After a couple of quarters of robust growth, the Japanese economy slowed sharply in the three months to end June. When these data were published, great confidence was expressed by interested parties, including bureaucrats and stockbrokers, that the apparent slow down was either a temporary blip or a misapprehension resulting from faulty data. We now have GDP figures for the quarter to end September. These show that the economy has slowed further since June and is now barely growing at all. It seems clear that, if we compare the earlier figures with the comments made about them, we have witnessed a case of faulty judgement rather than faulty data.

Despite the bad news, optimism about the economy remains rife.
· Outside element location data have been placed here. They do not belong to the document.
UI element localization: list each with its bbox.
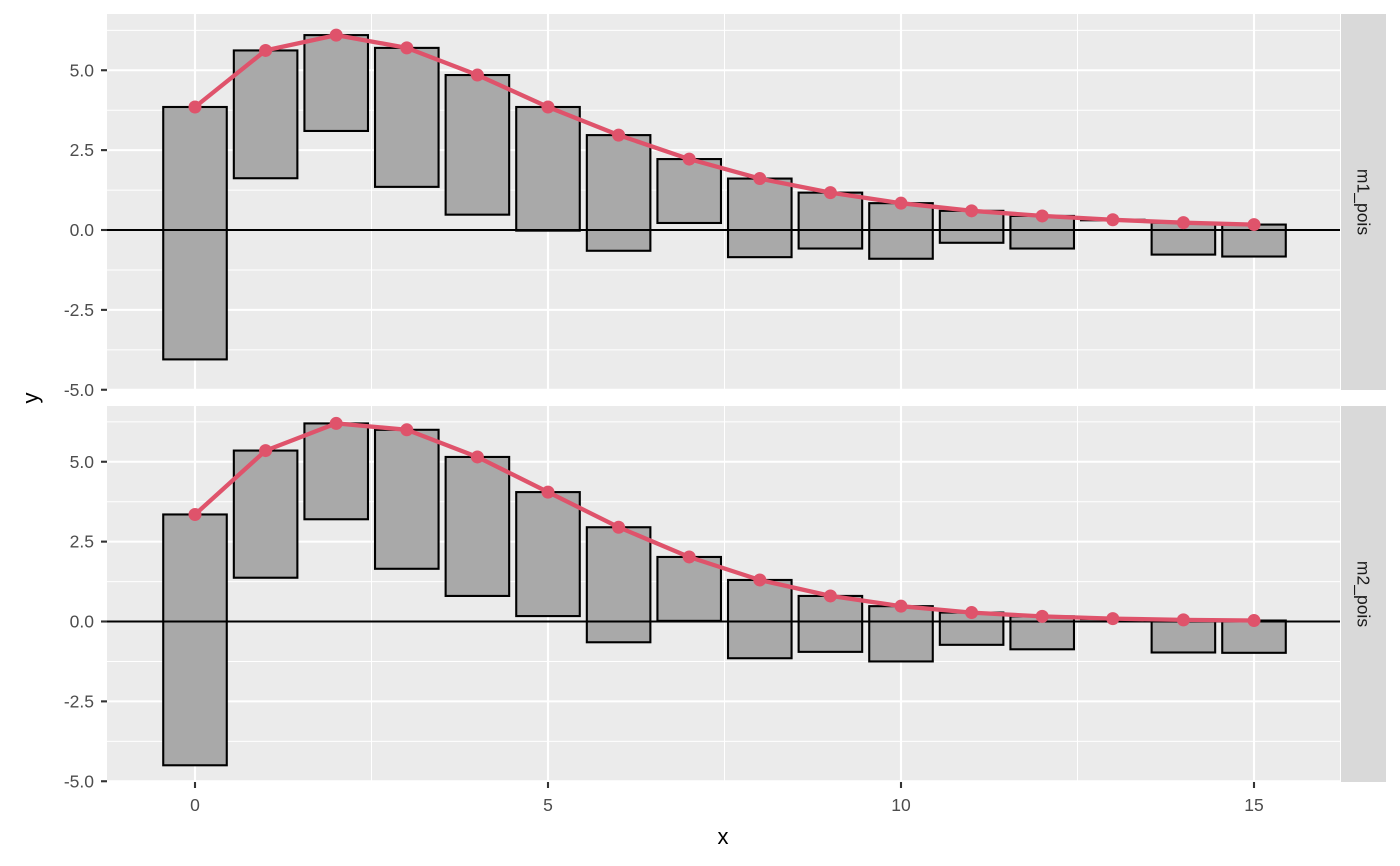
fitted-line <box>193 32 1255 227</box>
bar <box>444 73 511 216</box>
fitted-point <box>1035 209 1049 223</box>
bar <box>1009 214 1076 250</box>
x-axis: 0 5 10 15 <box>190 782 1264 815</box>
fitted-point <box>470 450 484 464</box>
fitted-point <box>682 550 696 564</box>
fitted-point <box>1247 614 1261 628</box>
panel-m2_pois: -5.0 -2.5 0.0 2.5 5.0 m2_pois <box>64 406 1386 791</box>
bar <box>797 594 864 653</box>
fitted-point <box>329 416 343 430</box>
bar <box>797 191 864 250</box>
fitted-point <box>400 423 414 437</box>
facet-strip <box>1341 406 1386 782</box>
y-tick-label: 0.0 <box>70 612 95 632</box>
bar <box>162 105 228 361</box>
fitted-point <box>965 204 979 218</box>
fitted-point <box>1176 216 1190 230</box>
fitted-point <box>612 128 626 142</box>
fitted-point <box>894 196 908 210</box>
facet-strip <box>1341 14 1386 390</box>
facet-strip-label: m2_pois <box>1353 561 1374 627</box>
fitted-point <box>1106 612 1120 626</box>
fitted-point <box>188 100 202 114</box>
bar <box>656 158 723 225</box>
fitted-point <box>753 172 767 186</box>
x-tick-label: 5 <box>543 795 553 815</box>
fitted-point <box>329 28 343 42</box>
bar <box>373 428 440 570</box>
bar <box>162 513 228 767</box>
y-axis-title: y <box>18 393 43 404</box>
y-tick-label: 5.0 <box>70 452 95 472</box>
bar <box>585 526 652 644</box>
fitted-point <box>823 186 837 200</box>
y-tick-label: 0.0 <box>70 220 95 240</box>
fitted-point <box>1247 218 1261 232</box>
bar <box>515 491 581 618</box>
fitted-point <box>259 43 273 57</box>
fitted-point <box>541 100 555 114</box>
fitted-point <box>470 68 484 82</box>
x-axis-title: x <box>718 824 729 849</box>
bar <box>726 578 793 660</box>
y-tick-label: 2.5 <box>70 532 94 552</box>
fitted-point <box>965 606 979 620</box>
x-tick-label: 10 <box>891 795 911 815</box>
facet-strip-label: m1_pois <box>1353 169 1374 235</box>
fitted-point <box>541 485 555 499</box>
fitted-point <box>823 589 837 603</box>
panel-m1_pois: -5.0 -2.5 0.0 2.5 5.0 m1_pois <box>64 14 1386 400</box>
y-tick-label: 5.0 <box>70 60 95 80</box>
bar <box>303 422 370 521</box>
fitted-point <box>682 152 696 166</box>
fitted-point <box>259 444 273 458</box>
bar <box>726 177 793 259</box>
x-tick-label: 0 <box>190 795 200 815</box>
y-tick-label: 2.5 <box>70 140 94 160</box>
x-tick-label: 15 <box>1244 795 1263 815</box>
y-tick-label: -2.5 <box>64 691 94 711</box>
bar <box>515 105 581 232</box>
fitted-point <box>894 599 908 613</box>
y-tick-label: -2.5 <box>64 300 94 320</box>
y-tick-label: -5.0 <box>64 771 94 791</box>
panels-layer: -5.0 -2.5 0.0 2.5 5.0 m1_pois -5.0 -2.5 0.0 2.5 5.… <box>64 14 1386 791</box>
bar <box>444 455 511 597</box>
fitted-point <box>188 507 202 521</box>
fitted-point <box>400 41 414 55</box>
bar <box>585 134 652 252</box>
bar <box>303 34 370 133</box>
fitted-point <box>1035 609 1049 623</box>
fitted-line <box>193 421 1255 623</box>
fitted-point <box>1106 213 1120 227</box>
fitted-point <box>1176 613 1190 627</box>
y-tick-label: -5.0 <box>64 380 94 400</box>
fitted-point <box>753 573 767 587</box>
fitted-point <box>612 520 626 534</box>
bar <box>232 49 299 180</box>
bar <box>868 605 934 663</box>
bar <box>373 46 440 188</box>
bar <box>656 555 723 622</box>
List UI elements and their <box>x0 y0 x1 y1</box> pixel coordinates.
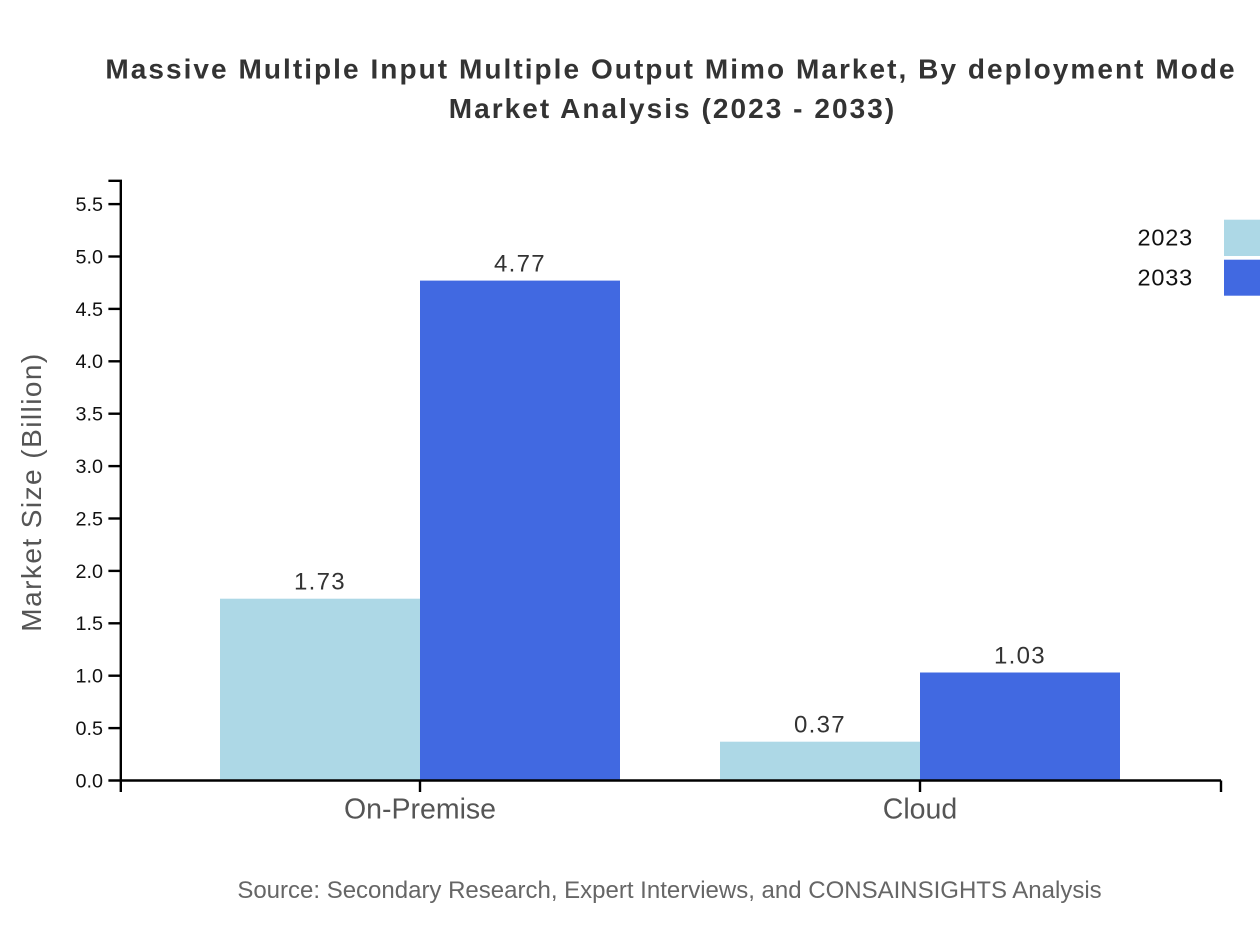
svg-text:3.0: 3.0 <box>76 456 104 478</box>
svg-text:4.77: 4.77 <box>494 251 546 278</box>
svg-text:1.03: 1.03 <box>994 643 1046 670</box>
svg-text:0.37: 0.37 <box>794 712 846 739</box>
svg-text:Market Size (Billion): Market Size (Billion) <box>16 352 47 631</box>
svg-text:4.5: 4.5 <box>76 299 104 321</box>
svg-text:2033: 2033 <box>1138 265 1193 291</box>
svg-text:1.0: 1.0 <box>76 666 104 688</box>
svg-text:Market Analysis (2023 - 2033): Market Analysis (2023 - 2033) <box>449 93 897 124</box>
svg-text:0.5: 0.5 <box>76 718 104 740</box>
svg-text:5.5: 5.5 <box>76 194 104 216</box>
svg-text:Cloud: Cloud <box>883 793 957 825</box>
svg-text:On-Premise: On-Premise <box>344 793 496 825</box>
svg-text:3.5: 3.5 <box>76 404 104 426</box>
svg-text:2023: 2023 <box>1138 225 1193 251</box>
svg-text:4.0: 4.0 <box>76 351 104 373</box>
svg-text:1.73: 1.73 <box>294 569 346 596</box>
svg-text:2.0: 2.0 <box>76 561 104 583</box>
svg-text:1.5: 1.5 <box>76 613 104 635</box>
svg-text:Massive Multiple Input Multipl: Massive Multiple Input Multiple Output M… <box>105 54 1236 85</box>
svg-text:5.0: 5.0 <box>76 246 104 268</box>
svg-text:2.5: 2.5 <box>76 508 104 530</box>
svg-text:Source: Secondary Research, Ex: Source: Secondary Research, Expert Inter… <box>237 877 1101 904</box>
svg-text:0.0: 0.0 <box>76 770 104 792</box>
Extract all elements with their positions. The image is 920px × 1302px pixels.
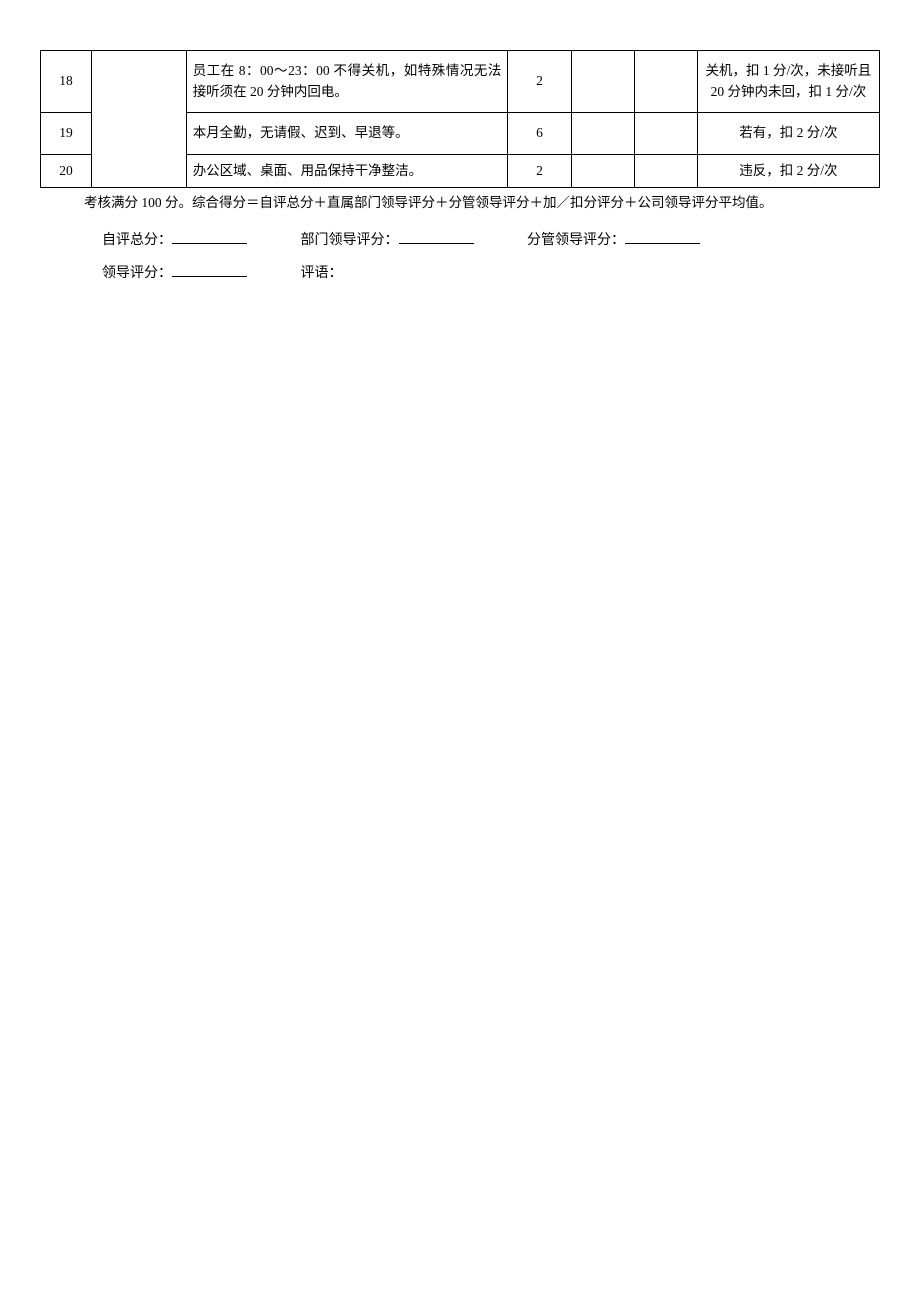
self-score-underline [172, 226, 247, 244]
blank-cell [571, 113, 634, 155]
dept-score-item: 部门领导评分： [301, 226, 474, 253]
score-line-1: 自评总分： 部门领导评分： 分管领导评分： [102, 226, 880, 253]
row-number: 20 [41, 155, 92, 188]
division-score-label: 分管领导评分： [527, 233, 625, 248]
row-number: 19 [41, 113, 92, 155]
note-text: 考核满分 100 分。综合得分＝自评总分＋直属部门领导评分＋分管领导评分＋加／扣… [84, 192, 880, 214]
blank-cell [571, 51, 634, 113]
comment-label: 评语： [301, 266, 343, 281]
self-score-item: 自评总分： [102, 226, 247, 253]
score-cell: 2 [508, 155, 571, 188]
dept-score-label: 部门领导评分： [301, 233, 399, 248]
self-score-label: 自评总分： [102, 233, 172, 248]
table-row: 18 员工在 8：00～23：00 不得关机，如特殊情况无法接听须在 20 分钟… [41, 51, 880, 113]
division-score-underline [625, 226, 700, 244]
remark-cell: 若有，扣 2 分/次 [697, 113, 879, 155]
blank-cell [634, 51, 697, 113]
score-cell: 6 [508, 113, 571, 155]
remark-cell: 关机，扣 1 分/次，未接听且 20 分钟内未回，扣 1 分/次 [697, 51, 879, 113]
dept-score-underline [399, 226, 474, 244]
leader-score-item: 领导评分： [102, 259, 247, 282]
score-line-2: 领导评分： 评语： [102, 259, 880, 282]
category-cell [91, 51, 186, 188]
description-cell: 员工在 8：00～23：00 不得关机，如特殊情况无法接听须在 20 分钟内回电… [186, 51, 508, 113]
leader-score-underline [172, 259, 247, 277]
comment-item: 评语： [301, 262, 343, 282]
row-number: 18 [41, 51, 92, 113]
division-score-item: 分管领导评分： [527, 226, 700, 253]
score-cell: 2 [508, 51, 571, 113]
evaluation-table: 18 员工在 8：00～23：00 不得关机，如特殊情况无法接听须在 20 分钟… [40, 50, 880, 188]
remark-cell: 违反，扣 2 分/次 [697, 155, 879, 188]
blank-cell [571, 155, 634, 188]
leader-score-label: 领导评分： [102, 266, 172, 281]
blank-cell [634, 113, 697, 155]
description-cell: 办公区域、桌面、用品保持干净整洁。 [186, 155, 508, 188]
description-cell: 本月全勤，无请假、迟到、早退等。 [186, 113, 508, 155]
blank-cell [634, 155, 697, 188]
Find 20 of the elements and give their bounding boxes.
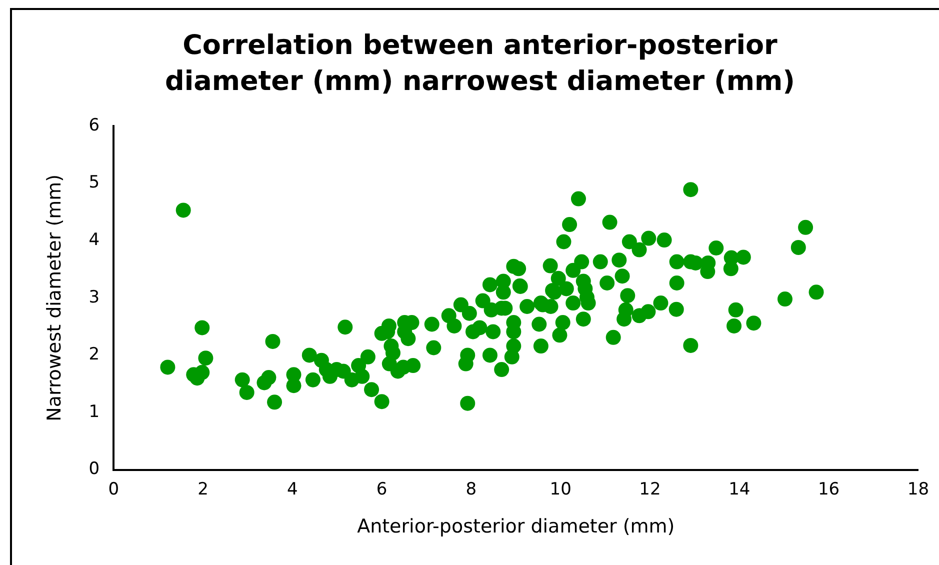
x-tick-label: 4 — [286, 479, 298, 500]
y-axis-title: Narrowest diameter (mm) — [43, 174, 66, 422]
x-tick-label: 12 — [639, 479, 661, 500]
x-tick-label: 16 — [818, 479, 840, 500]
x-tick-label: 2 — [198, 479, 208, 500]
x-tick-label: 8 — [466, 479, 477, 500]
x-tick-label: 10 — [550, 479, 572, 500]
x-axis-title: Anterior-posterior diameter (mm) — [357, 516, 675, 538]
y-tick-label: 2 — [88, 344, 100, 365]
x-tick-label: 0 — [108, 479, 120, 500]
y-tick-label: 6 — [88, 115, 100, 136]
y-tick-label: 1 — [88, 402, 100, 422]
y-tick-label: 5 — [88, 172, 100, 193]
x-tick-label: 14 — [728, 479, 750, 500]
chart-title: Correlation between anterior-posterior diameter (mm) narrowest diameter (mm) — [164, 29, 796, 99]
x-tick-label: 18 — [907, 479, 930, 500]
y-tick-label: 3 — [88, 287, 100, 308]
y-tick-label: 0 — [88, 459, 100, 480]
y-tick-label: 4 — [88, 230, 100, 250]
x-tick-label: 6 — [376, 479, 388, 500]
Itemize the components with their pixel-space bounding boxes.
For example, Bank of Japan Governor, Toshihiko Fukui, said on 11th November that he was “certain the BOJ will not make a downward revision” when they next come to publish their views on the outlook for the economy in January 2005.

While the views of Governor Fukui reflect his assessment of economic prospects, and may therefore prove to be correct, many foreign commentators appear caught in a time warp in which the views they express seem to have been made as if oblivious to the clear message coming from recent data.

An example of this is provided by the Economist Newspaper in its 13th November edition, in which one can read that “What really turned the dollar around early this year was massive intervention by the Bank of Japan. But with Japan’s economy now in much stronger shape, it may be less eager to buy dollars.”

This is an astonishing remark in the context of the data for the past six months, which has pointed, with startling clarity, to an economy which is not stronger than it was earlier in the year but much weaker. The Ministry of Finance stopped intervening in March this year, when the economy had been growing at over 6% p.a. for the previous two quarters. Since then we have had a rash of data showing unequivocally that output has now ground to a halt.

Although short-term forecasts amount to little more than guesswork, it is nonetheless possible to make rational assessments of the medium-term economic outlook. This requires an objective consideration of the major imbalances in the economy and an analysis as to whether they can be expected to cure themselves without strain. If such good fortune cannot reasonably be expected, responsible planning requires the introduction of new policies.

Japan has several major disequilibria which need attention. The most worrying is the excessive level of corporate investment. This exposes the economy to major risks, not only because demand will fall as investment declines, but because it is ignored in the comments made by the Ministry of Finance and Bank of Japan. While the first point is worrying from a short-term viewpoint, the other is even more serious, because problems which are ignored are seldom satisfactorily resolved

Consumer spending has remained buoyant, but as incomes are falling, this has only been possible because households cut back on their savings. These have now fallen to very low levels and many economists, such as those in the OECD and in the UK’s National Institute for Economic and Social Research, expect the fall to halt or reverse.

Once again, the data showing that the economy is in bad shape may be wrong, or we may be about to witness a return to growth. But this was the consensus three months ago, and since then the data shows a worse rather than a better trend. To rely on the data being wrong again, or the economy being about to pick up, cannot therefore be other than dangerous.

Children, when they find a joke are fond of repeating it. To try and help them grow up, my wife and I used tell our children that “once is funny, twice is silly.” Those in charge of Japan’s economy would do well to heed this. It is possible that the economy will now improve without any measures to stimulate growth. But it may not, and the Japanese people have the right to know what plans are in place to avoid a fall back into recession.

Since export growth is so clearly essential, the most important issue on which the Japanese people need to be reassured is that the Ministry of Finance will return to intervening in the foreign exchange market, to ensure that the yen does not strengthen.